50 ans de HIP-HOP et…moi.

Aujourd’hui vous allez trouver des articles sur la « naissance’ du Hip-Hop, sur le Bronx des années 70, les acteurs des débuts, l’impact économique de cette culture etc… J’ai choisi de vous raconter comment j’ai découvert cette culture.

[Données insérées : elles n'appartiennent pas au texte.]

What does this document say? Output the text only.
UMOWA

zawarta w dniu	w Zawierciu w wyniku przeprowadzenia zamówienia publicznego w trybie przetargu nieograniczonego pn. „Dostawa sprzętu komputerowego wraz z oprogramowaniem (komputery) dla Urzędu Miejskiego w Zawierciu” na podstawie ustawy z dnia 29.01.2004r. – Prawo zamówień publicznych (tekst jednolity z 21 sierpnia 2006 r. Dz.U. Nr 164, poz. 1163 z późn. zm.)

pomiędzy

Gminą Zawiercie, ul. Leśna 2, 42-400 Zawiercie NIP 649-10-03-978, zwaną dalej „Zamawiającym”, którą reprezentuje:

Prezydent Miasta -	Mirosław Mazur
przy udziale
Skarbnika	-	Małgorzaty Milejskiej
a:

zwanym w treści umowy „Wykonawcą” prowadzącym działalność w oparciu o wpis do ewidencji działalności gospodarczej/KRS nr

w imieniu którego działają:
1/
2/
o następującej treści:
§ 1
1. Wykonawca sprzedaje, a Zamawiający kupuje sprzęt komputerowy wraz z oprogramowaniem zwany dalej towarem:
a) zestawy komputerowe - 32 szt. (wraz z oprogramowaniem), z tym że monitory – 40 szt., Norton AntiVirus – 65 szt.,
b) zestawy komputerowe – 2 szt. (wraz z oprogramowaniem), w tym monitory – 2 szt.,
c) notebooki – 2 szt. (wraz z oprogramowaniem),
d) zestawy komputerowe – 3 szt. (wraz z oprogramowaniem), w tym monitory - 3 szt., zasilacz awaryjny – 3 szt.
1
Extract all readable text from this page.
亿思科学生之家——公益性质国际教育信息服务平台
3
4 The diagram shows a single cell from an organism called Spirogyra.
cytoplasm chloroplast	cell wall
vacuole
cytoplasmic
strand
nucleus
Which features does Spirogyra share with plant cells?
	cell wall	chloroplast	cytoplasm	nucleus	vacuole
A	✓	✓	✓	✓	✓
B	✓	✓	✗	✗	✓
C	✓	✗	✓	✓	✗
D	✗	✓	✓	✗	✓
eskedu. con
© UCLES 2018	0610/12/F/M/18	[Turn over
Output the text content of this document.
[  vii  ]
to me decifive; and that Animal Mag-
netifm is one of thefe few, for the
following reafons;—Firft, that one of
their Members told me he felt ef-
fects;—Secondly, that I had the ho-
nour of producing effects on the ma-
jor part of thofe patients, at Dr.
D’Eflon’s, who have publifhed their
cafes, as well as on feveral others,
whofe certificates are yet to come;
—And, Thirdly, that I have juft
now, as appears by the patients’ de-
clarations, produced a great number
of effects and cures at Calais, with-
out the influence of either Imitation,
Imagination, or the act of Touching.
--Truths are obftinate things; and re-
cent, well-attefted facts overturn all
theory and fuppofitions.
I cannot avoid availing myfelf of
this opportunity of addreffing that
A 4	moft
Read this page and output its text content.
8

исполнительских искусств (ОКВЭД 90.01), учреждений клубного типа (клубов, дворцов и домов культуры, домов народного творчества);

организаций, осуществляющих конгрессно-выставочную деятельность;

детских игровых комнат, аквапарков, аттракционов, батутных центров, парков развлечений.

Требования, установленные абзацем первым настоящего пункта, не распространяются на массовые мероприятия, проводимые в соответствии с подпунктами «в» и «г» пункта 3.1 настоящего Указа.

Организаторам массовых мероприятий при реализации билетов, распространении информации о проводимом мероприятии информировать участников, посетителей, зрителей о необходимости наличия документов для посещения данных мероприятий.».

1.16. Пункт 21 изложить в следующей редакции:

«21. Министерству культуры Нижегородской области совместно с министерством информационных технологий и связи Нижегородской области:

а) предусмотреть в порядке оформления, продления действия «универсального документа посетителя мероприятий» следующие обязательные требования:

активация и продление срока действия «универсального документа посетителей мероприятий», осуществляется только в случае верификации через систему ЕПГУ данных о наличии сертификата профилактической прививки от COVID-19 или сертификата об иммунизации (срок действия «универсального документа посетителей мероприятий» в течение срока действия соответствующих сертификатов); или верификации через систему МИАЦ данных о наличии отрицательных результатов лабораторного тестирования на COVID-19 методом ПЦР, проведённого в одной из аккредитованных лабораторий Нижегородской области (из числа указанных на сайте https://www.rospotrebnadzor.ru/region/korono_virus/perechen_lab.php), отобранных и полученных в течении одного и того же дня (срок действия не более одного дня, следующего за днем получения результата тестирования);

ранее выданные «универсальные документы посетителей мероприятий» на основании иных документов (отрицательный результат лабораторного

Au début, je voulais écrire une lettre au Hip-Hop. Cela a déjà été fait avec brio par le grand Common sur le classique I Used To Love H.E.R puis en 2002 avec Love Of My Life de Erykah Badu et enfin en février dernier avec l’acapella puissant du monstre des Roots, Black Thought. Je vais donc m’abstenir. Puis je me suis interrogé sur la date de cet « anniversaire ». Qui a décidé que la date de naissance était le 11 août 1973 ? Il y a-t-il un anniversaire officiel pour le reggae ? Le rock ? Le tango ? DJ Kool Herc, le père fondateur du Hip-Hop lorsqu’il a commencé à mixer avait-il noté la date dans son agenda ? Et bien justement oui, d’une certaine manière.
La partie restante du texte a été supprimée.